Rhode Island news
Thomas wins tribal election
01:00 AM EDT on Sunday, October 28, 2007

jennings
CHARLESTOWN — Matthew Thomas, the Narragansett Indian who rose from janitor to tribal leader, yesterday won a third term as chief sachem of the 2,400-member tribe.
In unofficial returns, Thomas won 306 votes during an all-day election at the tribe’s Four Winds Community Center on Route 2. Challenger Paulla Dove Jennings, a former tribal councilwoman, received 145 votes.
The election was a rematch of the 1997 race in which Thomas defeated Jennings and another candidate to become the youngest chief sachem elected since Colonial times.

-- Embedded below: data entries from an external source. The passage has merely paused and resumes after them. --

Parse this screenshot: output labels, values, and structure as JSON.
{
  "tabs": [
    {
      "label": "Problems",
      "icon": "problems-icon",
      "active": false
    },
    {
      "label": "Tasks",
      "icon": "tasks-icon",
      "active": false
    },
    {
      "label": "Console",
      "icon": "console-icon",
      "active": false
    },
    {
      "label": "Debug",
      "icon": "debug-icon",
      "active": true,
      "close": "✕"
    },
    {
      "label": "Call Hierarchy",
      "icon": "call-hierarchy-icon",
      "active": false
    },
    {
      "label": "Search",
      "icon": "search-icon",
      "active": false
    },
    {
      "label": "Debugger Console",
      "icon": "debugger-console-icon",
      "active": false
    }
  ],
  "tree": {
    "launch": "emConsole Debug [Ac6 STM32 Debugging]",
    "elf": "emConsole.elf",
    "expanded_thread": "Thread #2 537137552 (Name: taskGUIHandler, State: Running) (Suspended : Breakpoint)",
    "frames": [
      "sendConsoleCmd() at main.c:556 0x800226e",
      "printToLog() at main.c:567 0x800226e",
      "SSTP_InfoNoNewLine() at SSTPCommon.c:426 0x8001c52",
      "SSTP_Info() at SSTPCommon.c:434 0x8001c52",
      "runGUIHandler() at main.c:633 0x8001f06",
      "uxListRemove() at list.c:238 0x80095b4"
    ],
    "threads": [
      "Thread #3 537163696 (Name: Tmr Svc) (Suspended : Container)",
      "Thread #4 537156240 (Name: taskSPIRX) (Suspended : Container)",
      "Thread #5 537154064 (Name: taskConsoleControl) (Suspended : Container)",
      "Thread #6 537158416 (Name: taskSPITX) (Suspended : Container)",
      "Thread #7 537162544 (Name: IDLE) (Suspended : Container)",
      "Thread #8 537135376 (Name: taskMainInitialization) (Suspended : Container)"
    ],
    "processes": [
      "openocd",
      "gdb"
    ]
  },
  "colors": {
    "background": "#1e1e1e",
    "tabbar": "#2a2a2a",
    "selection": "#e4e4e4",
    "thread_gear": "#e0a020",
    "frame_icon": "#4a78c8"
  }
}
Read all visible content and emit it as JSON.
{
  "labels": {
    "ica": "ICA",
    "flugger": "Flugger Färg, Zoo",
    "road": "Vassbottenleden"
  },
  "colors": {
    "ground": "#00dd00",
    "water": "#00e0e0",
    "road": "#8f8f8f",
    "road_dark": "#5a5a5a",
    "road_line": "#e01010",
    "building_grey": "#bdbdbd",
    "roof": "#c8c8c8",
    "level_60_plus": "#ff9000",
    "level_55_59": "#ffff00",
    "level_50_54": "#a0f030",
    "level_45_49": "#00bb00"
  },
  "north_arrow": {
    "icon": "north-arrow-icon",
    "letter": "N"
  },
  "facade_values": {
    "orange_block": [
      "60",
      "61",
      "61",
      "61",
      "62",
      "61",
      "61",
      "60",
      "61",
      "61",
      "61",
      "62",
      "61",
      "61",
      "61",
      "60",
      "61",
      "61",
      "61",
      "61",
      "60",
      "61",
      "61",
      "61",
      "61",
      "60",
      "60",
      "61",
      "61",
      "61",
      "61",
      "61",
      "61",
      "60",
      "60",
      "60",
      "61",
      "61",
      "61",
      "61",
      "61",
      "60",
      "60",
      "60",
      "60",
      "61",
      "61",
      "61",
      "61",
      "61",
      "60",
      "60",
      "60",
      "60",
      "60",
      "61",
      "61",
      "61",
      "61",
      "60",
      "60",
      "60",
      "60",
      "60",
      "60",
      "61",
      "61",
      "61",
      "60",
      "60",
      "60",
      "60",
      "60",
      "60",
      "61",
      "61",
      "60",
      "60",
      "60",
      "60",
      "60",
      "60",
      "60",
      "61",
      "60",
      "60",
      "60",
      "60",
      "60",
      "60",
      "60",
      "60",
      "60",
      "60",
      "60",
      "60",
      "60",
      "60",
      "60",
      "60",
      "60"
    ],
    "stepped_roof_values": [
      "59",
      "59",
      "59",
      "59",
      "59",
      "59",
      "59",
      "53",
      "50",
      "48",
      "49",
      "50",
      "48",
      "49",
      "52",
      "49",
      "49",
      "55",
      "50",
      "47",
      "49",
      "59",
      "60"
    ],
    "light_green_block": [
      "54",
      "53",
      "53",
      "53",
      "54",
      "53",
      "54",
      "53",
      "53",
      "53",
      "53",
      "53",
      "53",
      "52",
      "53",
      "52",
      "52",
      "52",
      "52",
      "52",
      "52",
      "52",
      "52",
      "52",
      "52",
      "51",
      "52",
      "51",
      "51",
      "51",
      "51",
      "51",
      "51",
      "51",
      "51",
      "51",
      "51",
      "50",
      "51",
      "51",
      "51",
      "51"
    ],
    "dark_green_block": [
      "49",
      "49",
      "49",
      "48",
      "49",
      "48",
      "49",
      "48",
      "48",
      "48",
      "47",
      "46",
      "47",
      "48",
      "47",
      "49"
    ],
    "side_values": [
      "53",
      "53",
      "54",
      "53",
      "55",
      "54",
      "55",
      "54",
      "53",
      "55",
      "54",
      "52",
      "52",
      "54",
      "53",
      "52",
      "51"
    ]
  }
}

“I’m humbled,” said Thomas, 47, who has pushed for a Narragansett casino during his tenure.
Yesterday’s numbers were provided by the candidates. The official vote will be announced tomorrow, a spokeswoman for the election committee said.
The tribe faces a number of challenges going forward, including housing its elderly and finding new ways to make money, Thomas said.
The tribe will also continue to fight to repeal a law sponsored by the late Sen. John H. Chafee, he said. The law requires the Narragansetts, unlike most tribes, to seek state and local voter approval for any gambling on their land.
Thomas and six other tribal members face misdemeanor charges related to the state police raid on a tax-free smoke shop the Narragansetts opened in 2003. That trial has been postponed indefinitely as the state Supreme Court decides whether Governor Carcieri, who ordered the police to execute the search warrant, can be called to testify.
Jennings, who served as the tribe’s business manager and first councilwoman in the late 1980s, promised to move the tribe in a new direction.
Tribal members must be more involved in state politics, and federal health coverage must be extended to tribal members in Providence and Newport, she said.
Jennings also promised to restore membership rights to individuals who have been ousted from the tribe in recent years.
Thomas yesterday said voters saw through the membership issue. The chief sachem has no voice in who makes the tribal roll, he said. “I have nothing to do with that.”
Thomas also said the wide margin of his victory showed that tribal members “are satisfied with the job I’m doing.”
But Jennings said the election results “are a wake-up call for the chief and the council.”
Elections for the full nine-member Tribal Council, which had been indefinitely postponed, will be held the last Saturday in January.
“All the seats are up for grabs,” said Jennings.
“New council members need to be more responsive to the needs of the tribe,” she said. “Hopefully, the council will be more balanced. Members need to be more worldly. They need to walk in both worlds.”
Jennings, who works at the Tomaquag Indian Memorial Museum in Exeter, says she won’t run for chief sachem again. But she’ll continue to work for the tribe, as her father and mother urged her to do, she said. “I’ll help in any way I can.”